Nur ein Foto: Prüfung aus Festigkeitslehre

By Jakob, 06.03.2010 10:04

2010-03März-06_09-39-57

Heute steht die Prüfung aus Festigkeitslehre an, die viele Kommilitonen für die schwierigste im Maschinenbaustudium halten.
Die letzten Wochen waren geprägt von intensivem Lernen, insofern bin ich guter Dinge, die Prüfungsaufgaben ordentlich meistern zu können. :-)

Mindmeister für TU Graz-Angehörige kostenlos

By Jakob, 01.02.2010 7:56

Hallo liebe Besucher!

Seit der Beta-Phase nutze ich das Onlineservice Mindmeister, mit dem man auf einfach Weise Mind Maps erstellen kann.
Ich habe das Service bereits 2007 im TU Graz Learn Land vorgestellt, vor Kurzem hat nun die TU mitgeteilt, dass für Angehörige der TUG die Premiummitgliedschaft von Mindmeister frei zur Verfügung steht.

TUG-Angehörige können sich einfach mit der TUG-Emailadresse anmelden. Bestehende Mitglieder brauchen einfach die Adresse auf die TUG-Adresse zu ändern, um in den Genuss der erweiterten Möglichkeiten zu kommen.

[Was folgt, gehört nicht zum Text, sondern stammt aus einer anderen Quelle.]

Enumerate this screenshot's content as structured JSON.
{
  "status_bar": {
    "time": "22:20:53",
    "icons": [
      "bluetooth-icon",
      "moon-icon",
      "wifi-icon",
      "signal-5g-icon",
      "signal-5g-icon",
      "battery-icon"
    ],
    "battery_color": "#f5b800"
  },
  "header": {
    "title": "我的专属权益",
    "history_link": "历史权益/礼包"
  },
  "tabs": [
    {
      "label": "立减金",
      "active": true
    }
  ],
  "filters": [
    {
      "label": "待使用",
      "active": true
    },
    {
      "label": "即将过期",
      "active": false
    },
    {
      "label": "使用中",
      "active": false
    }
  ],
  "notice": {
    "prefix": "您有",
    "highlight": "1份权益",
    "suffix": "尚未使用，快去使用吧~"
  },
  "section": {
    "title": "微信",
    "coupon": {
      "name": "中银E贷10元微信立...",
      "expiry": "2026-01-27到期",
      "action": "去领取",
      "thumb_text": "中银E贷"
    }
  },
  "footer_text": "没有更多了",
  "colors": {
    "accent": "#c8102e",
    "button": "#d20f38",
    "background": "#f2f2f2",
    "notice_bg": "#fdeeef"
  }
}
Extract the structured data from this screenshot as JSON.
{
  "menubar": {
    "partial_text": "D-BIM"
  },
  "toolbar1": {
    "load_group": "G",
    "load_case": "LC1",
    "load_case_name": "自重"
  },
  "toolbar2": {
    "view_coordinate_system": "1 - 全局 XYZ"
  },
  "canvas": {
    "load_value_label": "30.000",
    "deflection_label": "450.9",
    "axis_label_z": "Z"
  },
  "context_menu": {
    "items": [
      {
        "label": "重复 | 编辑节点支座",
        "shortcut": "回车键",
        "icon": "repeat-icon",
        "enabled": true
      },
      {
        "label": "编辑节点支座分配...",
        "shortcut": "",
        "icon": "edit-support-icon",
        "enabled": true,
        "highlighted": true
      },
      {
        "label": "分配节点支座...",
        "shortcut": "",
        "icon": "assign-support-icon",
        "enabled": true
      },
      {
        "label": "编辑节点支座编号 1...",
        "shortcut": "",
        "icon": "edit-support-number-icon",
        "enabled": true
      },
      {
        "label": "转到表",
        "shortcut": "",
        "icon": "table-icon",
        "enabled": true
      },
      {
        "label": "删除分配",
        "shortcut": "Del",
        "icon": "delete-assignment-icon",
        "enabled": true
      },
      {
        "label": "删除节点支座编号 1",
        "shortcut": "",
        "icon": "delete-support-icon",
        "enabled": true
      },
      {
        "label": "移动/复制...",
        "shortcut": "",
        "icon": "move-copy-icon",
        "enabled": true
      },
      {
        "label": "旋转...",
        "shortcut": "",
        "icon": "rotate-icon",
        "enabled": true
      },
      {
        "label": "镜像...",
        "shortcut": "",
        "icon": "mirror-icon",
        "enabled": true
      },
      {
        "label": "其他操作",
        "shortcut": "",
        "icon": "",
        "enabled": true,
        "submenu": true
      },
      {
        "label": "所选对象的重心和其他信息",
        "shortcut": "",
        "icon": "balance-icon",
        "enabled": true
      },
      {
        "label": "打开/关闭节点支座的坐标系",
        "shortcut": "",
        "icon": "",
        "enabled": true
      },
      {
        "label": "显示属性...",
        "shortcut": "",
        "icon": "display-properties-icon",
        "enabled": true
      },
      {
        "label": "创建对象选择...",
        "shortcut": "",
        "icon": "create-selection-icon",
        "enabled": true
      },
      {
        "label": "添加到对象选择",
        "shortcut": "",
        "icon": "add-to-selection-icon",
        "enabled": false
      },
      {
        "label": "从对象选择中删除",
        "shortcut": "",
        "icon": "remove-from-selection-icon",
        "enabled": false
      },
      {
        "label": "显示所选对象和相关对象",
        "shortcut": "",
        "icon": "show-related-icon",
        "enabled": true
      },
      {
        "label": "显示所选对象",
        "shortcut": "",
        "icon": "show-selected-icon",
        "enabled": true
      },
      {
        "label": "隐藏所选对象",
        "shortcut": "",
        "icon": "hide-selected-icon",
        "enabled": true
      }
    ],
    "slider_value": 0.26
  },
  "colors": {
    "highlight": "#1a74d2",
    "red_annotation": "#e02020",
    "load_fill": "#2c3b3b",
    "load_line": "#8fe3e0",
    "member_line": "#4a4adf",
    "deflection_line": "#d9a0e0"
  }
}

Ich setzte Mindmeister sehr gerne ein, um schnell und in einfacher Weise eine ansprechende Visualisierungen meiner Ideen zu erstellen, oder wie hier Lernstoff übersichtlich aufbereitet darzustellen:


(Übersicht über Korrosionsmechanismen an Bauteilen, nach Skriptum “Werkstoffkunde”, IWS TU Graz)

Größte Vorteile von Mindmeister: Da es sich um eine reine Online-Anwendung handelt, sind die Mind Maps von jedem Computer (und iPhone mittels Applikation) aus einseh- und bearbeitbar. Weiters bietet Mindmeister die Möglichkeit, mit Teamkollegen die Mind Maps in Echtzeit gemeinsam übers Internet zu beatbeiten.

Probiert es aus!

TU Graz jetzt auf iTunes U

By Jakob, 03.11.2009 18:52

Hallo liebe Besucher!

Seit dem heutigen Tag ist die TU Graz als zweite Österreichische Universität auf iTunes U (Videoeinführung) vertreten.
TU Graz auf iTunes

Neben Vorlesungs-Videoaufzeichnungen umfasst das momentane Angebot auch Unipräsentationen, Infos zu Studien, etc.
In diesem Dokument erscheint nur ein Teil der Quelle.